Hacker News new | ask | show | jobs
by cyphar 32 days ago
1. The privilege check in question here is capable(CAP_NET_ADMIN), so it doesn't work in user namespaces.

2. Most sandboxes (including Docker and Podman) disable creating unprivileged user namespaces inside them via seccomp. In this mode, you end up with a more secure setup than requiring a privileged process to spawn containers (for one, it massively reduces the risk of confused deputy attacks against container runtimes). You can also restrict it with ucounts (as rough of a system as that is).

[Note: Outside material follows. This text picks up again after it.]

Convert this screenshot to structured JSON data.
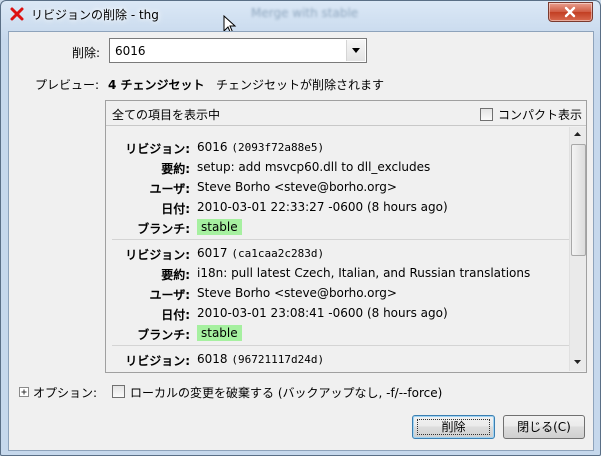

3. The kernel provides this facility and the feature was added back in early 2013 (before Docker existed and long before they added user namespace support, let alone rooless containers), so I don't understand why you think this is somehow the fault of OCI? We're just making something useful out of existing kernel infrastructure. Folks have asked the kernel to provide a knob to disable unprivileged user namespaces but the maintainer has refused to do so for years (the best you get is ucounts and seccomp). I would also prefer to have such a knob (or even adding a separate ucount with configurable per-user limits) but it's not up to me.

(Disclaimer: I implemented rootless containers for runc back in the day and work on OCI, so I do have some bias here.)

1 comments

1) the various projects refused even simple requests like allowing the admin to disable the —privileged flag, in the rootfull days. 2) The choice to break out CRI will zero authorization or mutations at the CRI level, while understandable to the containerd teams needs, exposed every other runtime to an unprotected alternative communication path. 3) The OCI groups refusal to provide guidance to LSM maintainers as to minimal configurations, while also handling the responsibilities of seccomp profiles to end users means only actively attacked vectors are protected and it becomes impossible for normal users to operate safely. 4) under the UNIX model it is the caller to clone/fork/unshare that must drop privileges. 5) This model was set in concrete by the OCI standards and now suffers from the frozen caveman pattern.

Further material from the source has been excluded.